TEHERAN--Mahmoud Ahmadinejad, the Iranian president, has rejected as "illegal" a UN nuclear watchdog resolution over the country's disputed nuclear activities.

"Under pressure of a few superficially powerful countries ... the International Atomic Energy Agency passed an illegal resolution against the Iranian nation," Ahmadinejad said on Wednesday in a televised speech in the central city of Isfahan.

Ahmadinejad said Iran would enrich its own uranium up to 20 per cent purity to be used as nuclear fuel.

The IAEA resolution criticised Tehran for defying a UN Security Council ban on uranium enrichment and rebuked it for secretly building a uranium enrichment facility near the city of Qom.

Ahmadinejad 'under pressure' The resolution was the first against Iran in almost four years.

Alireza Ronaghi, Al Jazeera's correspondent in Tehran, said: "Ahmadinejad has been under a lot of pressure and this is the reaction we should have expected from him.

"Iran has the capacity to enrich uranium from 3.5 to 5 per cent.

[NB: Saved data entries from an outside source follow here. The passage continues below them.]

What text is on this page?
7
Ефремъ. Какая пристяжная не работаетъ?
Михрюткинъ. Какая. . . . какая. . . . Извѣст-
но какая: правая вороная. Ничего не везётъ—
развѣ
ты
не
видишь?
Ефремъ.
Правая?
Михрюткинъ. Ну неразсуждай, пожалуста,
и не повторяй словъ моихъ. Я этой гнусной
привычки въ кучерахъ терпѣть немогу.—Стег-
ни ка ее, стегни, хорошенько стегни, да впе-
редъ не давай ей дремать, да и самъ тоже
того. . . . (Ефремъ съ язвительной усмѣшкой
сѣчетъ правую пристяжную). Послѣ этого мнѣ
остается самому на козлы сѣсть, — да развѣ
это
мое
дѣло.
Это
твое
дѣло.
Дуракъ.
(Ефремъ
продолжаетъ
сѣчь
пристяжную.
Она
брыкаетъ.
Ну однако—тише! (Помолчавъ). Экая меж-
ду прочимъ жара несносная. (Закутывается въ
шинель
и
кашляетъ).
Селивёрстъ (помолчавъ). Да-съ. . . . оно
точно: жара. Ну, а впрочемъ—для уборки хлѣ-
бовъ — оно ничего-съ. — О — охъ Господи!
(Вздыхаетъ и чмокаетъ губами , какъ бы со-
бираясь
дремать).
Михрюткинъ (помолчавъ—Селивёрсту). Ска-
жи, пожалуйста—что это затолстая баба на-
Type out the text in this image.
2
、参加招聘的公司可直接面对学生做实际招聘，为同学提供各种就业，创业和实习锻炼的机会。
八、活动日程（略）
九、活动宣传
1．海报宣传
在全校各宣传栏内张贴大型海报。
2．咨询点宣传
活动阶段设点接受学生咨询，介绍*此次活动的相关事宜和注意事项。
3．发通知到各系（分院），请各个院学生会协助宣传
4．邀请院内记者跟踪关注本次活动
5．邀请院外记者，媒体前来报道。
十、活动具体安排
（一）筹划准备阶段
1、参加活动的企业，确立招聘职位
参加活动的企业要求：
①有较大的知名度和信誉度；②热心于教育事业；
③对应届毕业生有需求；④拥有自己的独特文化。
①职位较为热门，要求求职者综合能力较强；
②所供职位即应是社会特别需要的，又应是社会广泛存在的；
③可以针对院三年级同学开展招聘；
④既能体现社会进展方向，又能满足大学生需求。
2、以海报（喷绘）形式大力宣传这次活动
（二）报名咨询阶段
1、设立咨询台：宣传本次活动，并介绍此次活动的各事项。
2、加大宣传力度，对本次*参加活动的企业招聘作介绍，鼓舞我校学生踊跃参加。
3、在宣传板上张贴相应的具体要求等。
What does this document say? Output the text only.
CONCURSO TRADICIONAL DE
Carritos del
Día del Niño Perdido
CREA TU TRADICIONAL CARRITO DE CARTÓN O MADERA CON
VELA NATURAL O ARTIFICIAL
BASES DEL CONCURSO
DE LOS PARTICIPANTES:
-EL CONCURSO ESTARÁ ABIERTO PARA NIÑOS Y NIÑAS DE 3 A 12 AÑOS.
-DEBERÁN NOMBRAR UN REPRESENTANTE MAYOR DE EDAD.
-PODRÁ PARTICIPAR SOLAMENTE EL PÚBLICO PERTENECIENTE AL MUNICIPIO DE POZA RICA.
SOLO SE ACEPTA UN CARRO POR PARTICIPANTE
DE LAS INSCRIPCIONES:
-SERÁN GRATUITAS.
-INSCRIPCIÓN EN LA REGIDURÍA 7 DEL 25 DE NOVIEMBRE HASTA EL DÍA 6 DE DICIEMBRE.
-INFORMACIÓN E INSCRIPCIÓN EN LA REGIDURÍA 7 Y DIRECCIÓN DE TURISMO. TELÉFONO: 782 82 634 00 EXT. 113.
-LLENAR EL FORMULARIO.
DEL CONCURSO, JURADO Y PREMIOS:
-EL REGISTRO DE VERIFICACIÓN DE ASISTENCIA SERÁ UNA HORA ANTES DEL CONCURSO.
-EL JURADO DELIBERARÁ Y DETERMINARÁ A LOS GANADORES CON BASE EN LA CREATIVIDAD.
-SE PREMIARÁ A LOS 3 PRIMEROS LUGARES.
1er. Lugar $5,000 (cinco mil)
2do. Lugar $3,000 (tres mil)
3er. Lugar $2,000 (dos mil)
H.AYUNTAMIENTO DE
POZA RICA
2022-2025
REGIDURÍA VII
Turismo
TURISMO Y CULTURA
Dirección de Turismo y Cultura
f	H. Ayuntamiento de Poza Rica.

It's obvious that if they connect a few more cascades of centrifuge machines - which are responsible for enriching uranium - they could definitely reach the capacity of 20 per cent.

"But if they cross the line of five per cent, it will worry the IAEA and the permanent members of the UN Security Council that Iran can reach much higher levels classified as 'weapons-grade' material."

The Iranian vice-president responded on Monday by ordering the construction of 10 new nuclear plants.

Ali Akbar Salehi told state radio that Tehran had no plans to build any new uranium enrichment faciliities until the IAEA passed its resolution rebuking Iran.

"We had no intention of building many facilities like the Natanz site, but apparently the West doesn't want to understand Iran's peaceful message," The Associated Press news agency quoted Salehi as saying.

France called Iran's response to the IAEA "ridiculous" and "childish", and warned that such a stance could lead to the imposition of new UN sanctions.

Iranian MPs demanded that Ahmadinejad's government reduce co-operation with the IAEA in response to the resolution.

Israel, ambiguous over its own possible nuclear arsenal and unlike Iran, not a signatory of the nuclear non-proliferation treaty, has said a nuclear-armed Iran would be a threat to its existence. Ahmadinejad said in his speech that Israel could not do a "damn thing" to stop his country's nuclear programme, which the West suspects is a front to build bombs.

"The Zionist regime [Israel] and its [western] backers cannot do a damn thing to stop Iran's nuclear work," he said.